Seorang ayah mempunyai  posisi strategis. Ayah tidak saja menjadi pemimpin bagi keluarganya,  seorang ayah juga seharusnya bisa menjadi teman bagi anak-anaknya,  menjadi narasumber dan guru bagi anak-anaknya.

Rasulullah shallallahu 'alaihi wa sallam bersabda:  “Setiap kamu adalah pemimpin, dan setiap kamu akan dimintai  pertangungjawaban terhadap apa yang kamu pimpin. Seorang suami  (ayah) adalah pemimpin bagi anggota keluarganya, dan ia akan  dimintai pertanggungjawaban terhadap apa yang telah dipimpinnya atas  mereka.” (HR Muslim).

Ada sebuah contoh yang  datangnya dari keluarga Pak Syamsi. Ketika Iwan anak remajanya  bertanya soal berpacaran, Pak Syamsi yang memang sudah sejak lama  mempersiapkan diri, dengan santai memberikan jawaban seperti ini:  "Boleh nak, sejauh berpacaran yang dimaksud adalah sebagaimana yang  terjadi antara Ayah dan Bunda…"

Pak Syamsi menjelaskan  kepada Iwan, bahwa berpacaran adalah menjalin tali kasih, menjalin  kasih sayang, dengan lawan jenis, untuk saling kenal-mengenal, untuk  sama-sama memahami kebesaran Allah di balik tumbuhnya rasa kasih dan  sayang itu. Oleh karena itu, berpacaran adalah ibadah. Dan sebagai  ibadah, berpacaran haruslah dilakukan sesuai dengan ketentuan Allah,  yaitu di dalam lembaga perkawinan.

 Di dalam sebuah Hadits Shahih Riwayat Ahmad,  Bukhari  dan Muslim,  Rasulullah shallallahu 'alaihi wa sallam bersabda: “Jangan  sekali-kali seorang laki-laki bersendirian dengan  seorang perempuan, melainkan  si perempuan itu bersama mahramnya".

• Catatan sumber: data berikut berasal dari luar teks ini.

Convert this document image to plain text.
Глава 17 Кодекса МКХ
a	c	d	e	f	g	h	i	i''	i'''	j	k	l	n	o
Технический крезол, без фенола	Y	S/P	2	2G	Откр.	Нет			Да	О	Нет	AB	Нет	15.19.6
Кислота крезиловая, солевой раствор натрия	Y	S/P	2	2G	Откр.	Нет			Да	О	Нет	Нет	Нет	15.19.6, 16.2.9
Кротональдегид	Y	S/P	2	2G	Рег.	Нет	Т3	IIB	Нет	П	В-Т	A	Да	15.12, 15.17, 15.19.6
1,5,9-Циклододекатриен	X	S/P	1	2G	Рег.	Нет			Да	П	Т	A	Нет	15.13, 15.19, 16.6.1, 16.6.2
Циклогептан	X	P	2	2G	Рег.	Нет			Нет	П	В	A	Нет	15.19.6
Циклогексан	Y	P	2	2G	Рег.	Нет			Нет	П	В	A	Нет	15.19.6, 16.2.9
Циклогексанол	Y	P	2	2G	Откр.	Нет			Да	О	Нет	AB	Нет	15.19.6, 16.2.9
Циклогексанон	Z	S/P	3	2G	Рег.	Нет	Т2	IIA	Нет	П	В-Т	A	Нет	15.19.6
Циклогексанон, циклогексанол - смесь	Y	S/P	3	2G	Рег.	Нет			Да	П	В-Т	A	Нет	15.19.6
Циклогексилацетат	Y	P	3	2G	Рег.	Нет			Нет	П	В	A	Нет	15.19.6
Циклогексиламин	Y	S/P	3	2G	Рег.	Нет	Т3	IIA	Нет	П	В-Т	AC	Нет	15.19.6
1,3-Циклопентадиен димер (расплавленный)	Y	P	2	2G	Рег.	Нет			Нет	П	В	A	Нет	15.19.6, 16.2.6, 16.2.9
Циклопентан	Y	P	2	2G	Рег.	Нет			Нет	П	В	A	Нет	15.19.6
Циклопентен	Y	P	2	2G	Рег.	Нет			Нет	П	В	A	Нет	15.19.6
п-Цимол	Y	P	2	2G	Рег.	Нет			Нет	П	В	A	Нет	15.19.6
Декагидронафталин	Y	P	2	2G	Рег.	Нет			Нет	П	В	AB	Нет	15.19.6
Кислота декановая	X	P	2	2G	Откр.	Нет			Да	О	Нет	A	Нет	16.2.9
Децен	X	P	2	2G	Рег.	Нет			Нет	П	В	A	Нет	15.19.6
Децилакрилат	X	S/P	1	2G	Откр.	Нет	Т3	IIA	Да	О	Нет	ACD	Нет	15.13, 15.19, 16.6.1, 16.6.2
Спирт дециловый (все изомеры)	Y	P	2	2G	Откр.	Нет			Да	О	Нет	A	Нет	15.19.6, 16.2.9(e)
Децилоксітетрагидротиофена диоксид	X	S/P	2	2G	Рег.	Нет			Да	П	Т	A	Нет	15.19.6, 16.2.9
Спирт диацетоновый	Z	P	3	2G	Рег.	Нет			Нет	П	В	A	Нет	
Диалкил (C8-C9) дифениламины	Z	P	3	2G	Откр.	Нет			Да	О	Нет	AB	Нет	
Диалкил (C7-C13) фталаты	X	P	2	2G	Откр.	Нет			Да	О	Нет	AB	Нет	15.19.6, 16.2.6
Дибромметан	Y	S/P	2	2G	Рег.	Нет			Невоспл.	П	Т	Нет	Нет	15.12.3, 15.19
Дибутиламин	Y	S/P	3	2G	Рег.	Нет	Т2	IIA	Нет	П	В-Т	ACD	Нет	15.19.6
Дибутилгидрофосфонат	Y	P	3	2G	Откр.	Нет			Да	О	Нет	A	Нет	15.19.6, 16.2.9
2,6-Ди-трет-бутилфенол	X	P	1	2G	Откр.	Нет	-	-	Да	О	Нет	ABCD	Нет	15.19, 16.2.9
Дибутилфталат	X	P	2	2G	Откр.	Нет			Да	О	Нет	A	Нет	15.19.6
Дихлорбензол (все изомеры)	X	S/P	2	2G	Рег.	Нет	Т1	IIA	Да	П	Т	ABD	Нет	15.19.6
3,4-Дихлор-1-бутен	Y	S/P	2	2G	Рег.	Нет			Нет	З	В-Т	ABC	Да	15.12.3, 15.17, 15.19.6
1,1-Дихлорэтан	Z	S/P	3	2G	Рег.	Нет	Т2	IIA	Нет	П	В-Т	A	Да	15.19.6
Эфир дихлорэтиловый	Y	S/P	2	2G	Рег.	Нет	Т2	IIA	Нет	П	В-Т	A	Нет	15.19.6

 "Di luar ketentuan tadi,  maka yang sesungguhnya terjadi adalah perbuatan mendekati zina,  suatu perbuatan keji dan terkutuk yang diharamkan ajaran Islam (Qs.  17:32). Allah SWT telah mengharamkan zina dan hal-hal yang  bertendensi ke arah itu, termasuk berupa kata-kata (yang  merangsang), berupa perbuatan-perbuatan tertentu (seperti membelai  dan sebagainya)." Demikian penjelasan Pak Syamsi kepada Iwan anak  remajanya.

“Di dalam lembaga  perkawinan, ananda bisa berpacaran dengan bebas dan tenang, bisa  saling membelai dan mengasihi, bahkan lebih jauh dari itu, yang  semula haram menjadi halal setelah menikah, yang semula diharamkan  tiba-tiba menjadi hak bagi suami atau istri yang apabila ditunaikan  dengan ikhlas kepada Allah akan mendatangkan pahala.” Demikian  penjelasan pak Syamsi kepada Iwan.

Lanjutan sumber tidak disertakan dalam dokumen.